The Celtics are basically in a decision tree. Can you trade for Kevin Love? Yes. Then trade the No. 6 pick, Jared Sullinger , and whatever else the Wolves could find appealing. You build a team around Rondo and Love. Can you trade for Kevin Love? No. Trade Rondo for picks and assets, commence complete tear down.
Love may not be traded until August, maybe even February. But the conversations about such a deal are going to continue through the draft and hang over most things.
THE ESCAPE HATCH GUYS
Not everyone thinks this draft is that great. In fact, if you listened to many of them, it's not even all that good. Which is why there are a bunch of teams that could move back or out of their spot completely.
First up, teams with multiple first-round picks. The Phoenix Suns have three first round picks and have already indicated they're not going to use all of them. Whether that means trading for a player, combining two of the picks to move up, or trading back depends on the offers that come available. But they're going to move something, somewhere.
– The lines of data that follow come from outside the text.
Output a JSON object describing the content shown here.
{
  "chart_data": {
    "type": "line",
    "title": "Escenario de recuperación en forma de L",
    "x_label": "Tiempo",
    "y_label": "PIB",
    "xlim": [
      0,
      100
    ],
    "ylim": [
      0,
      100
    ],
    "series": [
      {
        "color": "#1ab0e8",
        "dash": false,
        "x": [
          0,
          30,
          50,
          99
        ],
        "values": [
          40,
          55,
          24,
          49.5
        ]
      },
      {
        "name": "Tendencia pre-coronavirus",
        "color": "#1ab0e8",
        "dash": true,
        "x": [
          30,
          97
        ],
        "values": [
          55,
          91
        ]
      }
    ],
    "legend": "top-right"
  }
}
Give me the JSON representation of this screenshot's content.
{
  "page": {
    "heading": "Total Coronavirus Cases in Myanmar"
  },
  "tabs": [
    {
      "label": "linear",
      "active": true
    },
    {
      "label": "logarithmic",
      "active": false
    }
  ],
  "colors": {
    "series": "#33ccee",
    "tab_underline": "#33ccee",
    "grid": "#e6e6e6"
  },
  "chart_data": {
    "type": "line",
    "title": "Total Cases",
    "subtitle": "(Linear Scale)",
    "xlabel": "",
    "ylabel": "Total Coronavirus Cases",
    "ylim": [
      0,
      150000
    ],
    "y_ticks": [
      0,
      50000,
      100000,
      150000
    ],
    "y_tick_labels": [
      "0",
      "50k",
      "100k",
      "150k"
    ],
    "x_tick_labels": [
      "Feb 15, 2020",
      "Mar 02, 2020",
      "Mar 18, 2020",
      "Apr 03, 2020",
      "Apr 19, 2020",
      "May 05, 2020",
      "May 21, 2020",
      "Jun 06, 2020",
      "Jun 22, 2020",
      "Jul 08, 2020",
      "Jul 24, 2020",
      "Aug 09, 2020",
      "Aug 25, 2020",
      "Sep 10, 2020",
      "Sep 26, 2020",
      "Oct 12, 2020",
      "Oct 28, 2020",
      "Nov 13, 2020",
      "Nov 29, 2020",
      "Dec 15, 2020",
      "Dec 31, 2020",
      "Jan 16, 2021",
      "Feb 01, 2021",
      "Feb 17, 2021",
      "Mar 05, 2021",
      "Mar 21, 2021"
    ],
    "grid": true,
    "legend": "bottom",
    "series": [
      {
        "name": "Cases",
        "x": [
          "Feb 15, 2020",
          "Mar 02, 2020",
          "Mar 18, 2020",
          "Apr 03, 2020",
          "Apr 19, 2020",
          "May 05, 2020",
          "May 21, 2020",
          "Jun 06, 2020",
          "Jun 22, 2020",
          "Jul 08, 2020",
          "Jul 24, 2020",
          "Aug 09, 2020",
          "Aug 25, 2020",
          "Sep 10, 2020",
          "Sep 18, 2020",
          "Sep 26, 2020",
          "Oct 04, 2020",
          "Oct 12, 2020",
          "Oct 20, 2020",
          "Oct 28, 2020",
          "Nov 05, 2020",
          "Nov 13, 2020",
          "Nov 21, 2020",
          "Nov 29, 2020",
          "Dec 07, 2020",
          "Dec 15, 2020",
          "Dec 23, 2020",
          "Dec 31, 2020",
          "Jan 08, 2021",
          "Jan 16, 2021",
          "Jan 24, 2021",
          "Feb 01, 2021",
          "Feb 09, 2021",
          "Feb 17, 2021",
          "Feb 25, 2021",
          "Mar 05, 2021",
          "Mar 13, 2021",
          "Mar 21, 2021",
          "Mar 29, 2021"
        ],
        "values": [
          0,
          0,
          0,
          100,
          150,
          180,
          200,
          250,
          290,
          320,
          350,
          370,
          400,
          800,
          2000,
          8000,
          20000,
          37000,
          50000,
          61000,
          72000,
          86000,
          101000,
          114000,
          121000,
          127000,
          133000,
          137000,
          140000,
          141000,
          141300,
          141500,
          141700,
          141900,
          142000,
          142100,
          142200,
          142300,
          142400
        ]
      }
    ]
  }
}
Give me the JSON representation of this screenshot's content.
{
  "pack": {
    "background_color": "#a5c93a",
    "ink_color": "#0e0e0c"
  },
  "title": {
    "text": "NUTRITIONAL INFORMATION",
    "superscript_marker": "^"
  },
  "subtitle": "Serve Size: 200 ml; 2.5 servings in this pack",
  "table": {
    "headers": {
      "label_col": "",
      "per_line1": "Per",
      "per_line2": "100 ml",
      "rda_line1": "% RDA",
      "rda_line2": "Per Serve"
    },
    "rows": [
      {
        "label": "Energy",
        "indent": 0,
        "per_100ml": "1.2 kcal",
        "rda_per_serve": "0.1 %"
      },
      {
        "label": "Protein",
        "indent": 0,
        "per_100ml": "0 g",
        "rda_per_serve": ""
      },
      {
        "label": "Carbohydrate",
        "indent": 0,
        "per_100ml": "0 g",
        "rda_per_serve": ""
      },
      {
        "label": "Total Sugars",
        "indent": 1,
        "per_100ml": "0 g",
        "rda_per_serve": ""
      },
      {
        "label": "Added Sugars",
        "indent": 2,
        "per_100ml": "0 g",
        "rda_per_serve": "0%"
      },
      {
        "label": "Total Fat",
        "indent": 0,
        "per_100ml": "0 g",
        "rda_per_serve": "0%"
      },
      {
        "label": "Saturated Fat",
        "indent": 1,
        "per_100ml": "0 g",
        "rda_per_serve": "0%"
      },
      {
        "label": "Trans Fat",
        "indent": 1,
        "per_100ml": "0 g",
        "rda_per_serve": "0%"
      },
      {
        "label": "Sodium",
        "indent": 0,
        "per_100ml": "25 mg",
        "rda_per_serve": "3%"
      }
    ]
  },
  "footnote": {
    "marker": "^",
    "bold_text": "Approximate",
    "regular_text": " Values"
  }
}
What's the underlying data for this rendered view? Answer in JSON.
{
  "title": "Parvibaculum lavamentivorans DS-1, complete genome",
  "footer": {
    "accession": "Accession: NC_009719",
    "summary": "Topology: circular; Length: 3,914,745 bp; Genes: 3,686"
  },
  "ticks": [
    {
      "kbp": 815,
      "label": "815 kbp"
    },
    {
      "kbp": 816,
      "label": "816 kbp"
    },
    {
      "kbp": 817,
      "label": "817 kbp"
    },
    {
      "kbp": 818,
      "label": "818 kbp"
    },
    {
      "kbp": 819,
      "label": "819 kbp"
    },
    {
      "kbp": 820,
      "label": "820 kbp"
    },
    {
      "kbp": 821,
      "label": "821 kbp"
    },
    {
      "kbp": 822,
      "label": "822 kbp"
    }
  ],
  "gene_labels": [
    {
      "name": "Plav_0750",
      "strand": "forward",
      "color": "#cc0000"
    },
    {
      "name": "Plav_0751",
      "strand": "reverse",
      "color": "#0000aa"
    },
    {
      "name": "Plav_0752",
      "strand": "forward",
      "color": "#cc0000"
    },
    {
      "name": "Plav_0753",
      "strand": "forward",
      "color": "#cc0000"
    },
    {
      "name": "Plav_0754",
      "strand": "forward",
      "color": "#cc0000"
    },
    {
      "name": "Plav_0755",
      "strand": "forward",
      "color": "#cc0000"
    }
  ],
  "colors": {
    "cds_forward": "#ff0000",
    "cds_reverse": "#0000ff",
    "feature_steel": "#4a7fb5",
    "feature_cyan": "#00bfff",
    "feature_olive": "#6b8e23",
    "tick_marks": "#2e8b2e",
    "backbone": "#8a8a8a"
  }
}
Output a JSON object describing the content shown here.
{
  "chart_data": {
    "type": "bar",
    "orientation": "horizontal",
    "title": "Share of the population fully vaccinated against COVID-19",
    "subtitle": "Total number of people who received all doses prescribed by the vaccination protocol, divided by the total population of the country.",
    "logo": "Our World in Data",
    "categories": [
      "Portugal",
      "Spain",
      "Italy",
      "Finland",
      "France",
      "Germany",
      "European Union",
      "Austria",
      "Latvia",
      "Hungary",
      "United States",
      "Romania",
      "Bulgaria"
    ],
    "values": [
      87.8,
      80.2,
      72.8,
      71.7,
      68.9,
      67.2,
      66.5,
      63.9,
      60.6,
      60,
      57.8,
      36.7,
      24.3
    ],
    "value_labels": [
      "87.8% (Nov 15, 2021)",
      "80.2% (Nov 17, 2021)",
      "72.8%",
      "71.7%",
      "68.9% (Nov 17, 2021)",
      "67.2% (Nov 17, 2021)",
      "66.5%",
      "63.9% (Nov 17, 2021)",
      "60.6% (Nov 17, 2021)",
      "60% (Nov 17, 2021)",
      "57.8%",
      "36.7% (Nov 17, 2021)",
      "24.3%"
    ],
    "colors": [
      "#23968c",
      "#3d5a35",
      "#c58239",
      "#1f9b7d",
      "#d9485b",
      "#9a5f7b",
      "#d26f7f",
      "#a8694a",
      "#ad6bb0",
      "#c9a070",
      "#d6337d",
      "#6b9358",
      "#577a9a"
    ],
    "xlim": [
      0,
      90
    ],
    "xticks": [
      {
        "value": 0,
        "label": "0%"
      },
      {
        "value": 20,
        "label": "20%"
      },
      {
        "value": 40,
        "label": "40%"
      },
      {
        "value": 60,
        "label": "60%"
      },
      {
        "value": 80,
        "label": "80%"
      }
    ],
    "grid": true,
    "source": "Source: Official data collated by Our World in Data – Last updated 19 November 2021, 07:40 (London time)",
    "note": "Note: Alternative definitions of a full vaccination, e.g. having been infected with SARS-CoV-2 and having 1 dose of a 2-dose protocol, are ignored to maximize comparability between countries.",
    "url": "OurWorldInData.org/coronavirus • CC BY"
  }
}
The Nuggets are also likely to move the No. 11 pick. That rumor's been floating since February. There was talk that the Nuggets could take Dario Saric with the eleventh pick, but that's complicated by Saric re-signing for three years in Europe. That may not deter them from taking Saric and holding out for the future, but if hey want to move forward now, that certainly makes it tough. The Nuggets want a veteran, and the 11, while still valuable, isn't so good as to be untouchable. Their options for shooters are Gary Harris who's small or Nik Stauskas who's slow. So if they can get a veteran who they think will really help the team immediately, they'll go for it. There isn't a super-high level of interest in a slow rebuild, the Nuggets largely seem to want to piece things together to improve the team.
Chicago's another team that outside of the Love deal, could get a little anxious. They're targeting Carmelo Anthony in free agency, and they'll want to move as much as they can in guaranteed salary to create space. They can use the picks to try and sweeten the medicine of someone taking Carlos Boozer, or just move them for future assets. The other way to get around this is to grab-and-stash with Saric or another Euro. But if they want to get immediate return, trade's the best option.
THE UNSTABLE ENVIRONMENT
If Philadelphia gets desperate for Andrew Wiggins, they have the assets to move up. The Wolves could wind up with multiple picks depending on the Love trade, which they could then look to move. Cleveland seems like they're sticking at No. 1, but come on, this is Cleveland we're talking about. Everything is on the table.
Other teams could potentially move on draft night: Utah if it gets a guy it like and wants to move back, the Lakers if it looks to make a free agency push, Toronto to try and move up. The Atlanta Hawks are an unstable core with good players multiple picks. And Oklahoma City has been way too quiet and usually pulls off something.
Philadelphia owns nearly a third of the second round, Milwaukee just isn't going to have enough roster spots for all the picks they have. Oh, and Charlotte has said it wants to improve now, and New York is actively trying to buy its way into a pick.
Maybe it's all smoke, and on draft night, the whole thing will go down quietly with very little movement. But there are enough forces in play and conditions seem to be right to produce instability. The tectonic plates have wiggle room. We'll see if anything shakes loose.